Ben KG : Dans tous les cas, même quand un comic book est compliqué et très dense, c’est toujours plus facile quand on aime ce qu’on traduit. Et le gros avantage, ici, c’est que les douze épisodes ont été publiés en l’espace de trois mois aux USA. J’avais donc l’intégralité à disposition bien avant d’attaquer la traduction des comics qui, elle, s’est faite par « paquets » de trois épisodes. J’ai commencé en amont par établir un glossaire de tous les nouveaux termes que j’allais traduire (ou pas). Et il y en avait pas mal. Il y a aussi énormément de clins d’œil à toute l’histoire des X-Men et j’ai dû faire pas mal de recherches pour ne rater aucune référence. Heureusement, la série a eu un tel succès que de nombreux fans ont passé en revue chaque case pour débusquer et expliquer chaque détail. Après, le plus difficile n’est pas toujours forcément ce à quoi on pense. Comme le langage propre aux mutants. Finalement, ce n’est qu’un nouvel alphabet, la langue ne change pas.

Des choix de traduction décisifs

Et s’il y a beaucoup d’annexes et de textes avec des notions parfois pas simples à maîtriser, le plus difficile, c’est la traduction des dialogues de Jonathan Hickman. C’est toujours minimaliste et très efficace, avec très peu d’espace et de marge de manœuvre. Alors il faut toujours être bien vigilant à ne pas traduire trop vite trois malheureuses petites bulles qui paraissent faciles après avoir enchaîné des pavés de texte sur l’intelligence artificielle ou les différents types de mutation. Surtout, les choix de traduction qui sont faits dans House Of X se retrouveront dans les séries qui vont suivre. Donc, il y a toujours un peu de pression dès qu’on doit prendre une décision. Sans oublier de respecter toutes les traductions déjà existantes. En même temps, c’est ce qui fait le sel du boulot du traducteur de comics. Et c’est pour ça que traduire des titres de super-héros est parfois bien plus difficile que des titres indépendants plus pointus, contrairement à ce qu’on pourrait croire.

Un petit mot pour conclure sur HoX/PoX ?

Ben KG : Si vous êtes fans des X-Men, lisez House of X. Que vous aimiez ou non, ça ne vous laissera pas indifférent, c’est certain.

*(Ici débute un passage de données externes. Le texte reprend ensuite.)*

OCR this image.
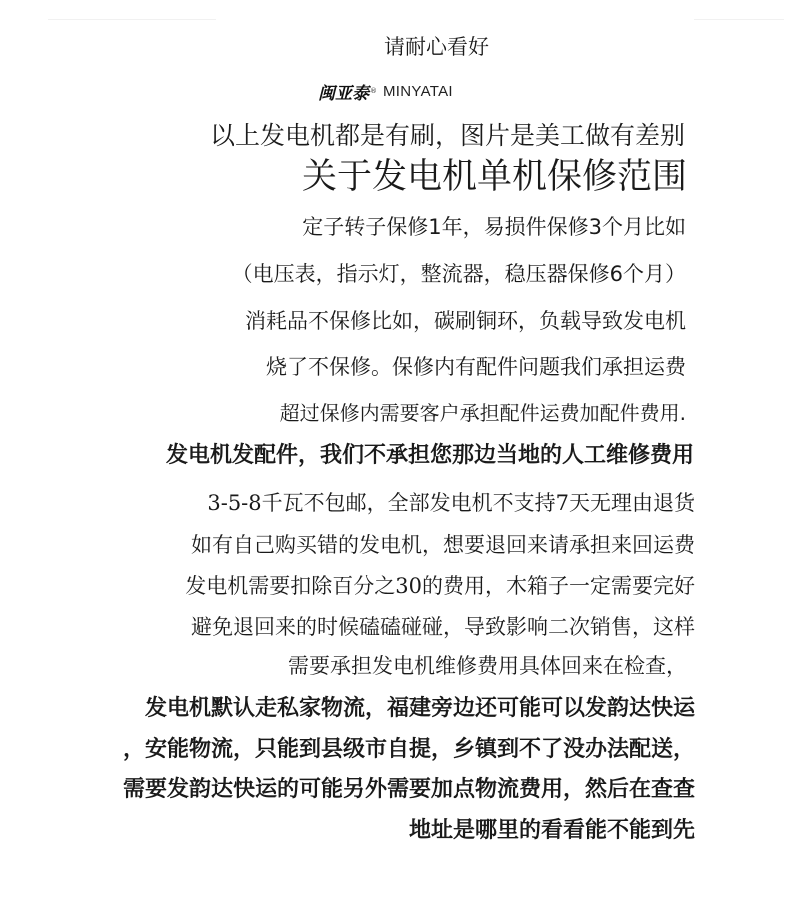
请耐心看好
闽亚泰 ® MINYATAI
以上发电机都是有刷，图片是美工做有差别
关于发电机单机保修范围
定子转子保修1年，易损件保修3个月比如
（电压表，指示灯，整流器，稳压器保修6个月）
消耗品不保修比如，碳刷铜环，负载导致发电机
烧了不保修。保修内有配件问题我们承担运费
超过保修内需要客户承担配件运费加配件费用.
发电机发配件，我们不承担您那边当地的人工维修费用
3-5-8千瓦不包邮，全部发电机不支持7天无理由退货
如有自己购买错的发电机，想要退回来请承担来回运费
发电机需要扣除百分之30的费用，木箱子一定需要完好
避免退回来的时候磕磕碰碰，导致影响二次销售，这样
需要承担发电机维修费用具体回来在检查，
发电机默认走私家物流，福建旁边还可能可以发韵达快运
，安能物流，只能到县级市自提，乡镇到不了没办法配送，
需要发韵达快运的可能另外需要加点物流费用，然后在查查
地址是哪里的看看能不能到先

Et si vous n’avez jamais lu les X-Men, c’est le moment de vous y mettre. Sérieusement, lisez House of X.

Merci, Ben ! Nous allons certainement suivre ton conseil, et nous plonger dans la lecture de cette saga révolutionnaire pour les mutants de l’univers Marvel. Et en guise d’échauffement, voici un premier aperçu des planches de ce comic book !

HoX/PoX chez Panini
HoX/PoX chez Panini : planche démo (traduction : Ben KG)
HoX/PoX chez Panini
HoX/PoX chez Panini : planche démo (adaptation VF par Ben KG)
HoX/PoX chez Panini
HoX/PoX chez Panini : couverture alternative par Pepe Larraz.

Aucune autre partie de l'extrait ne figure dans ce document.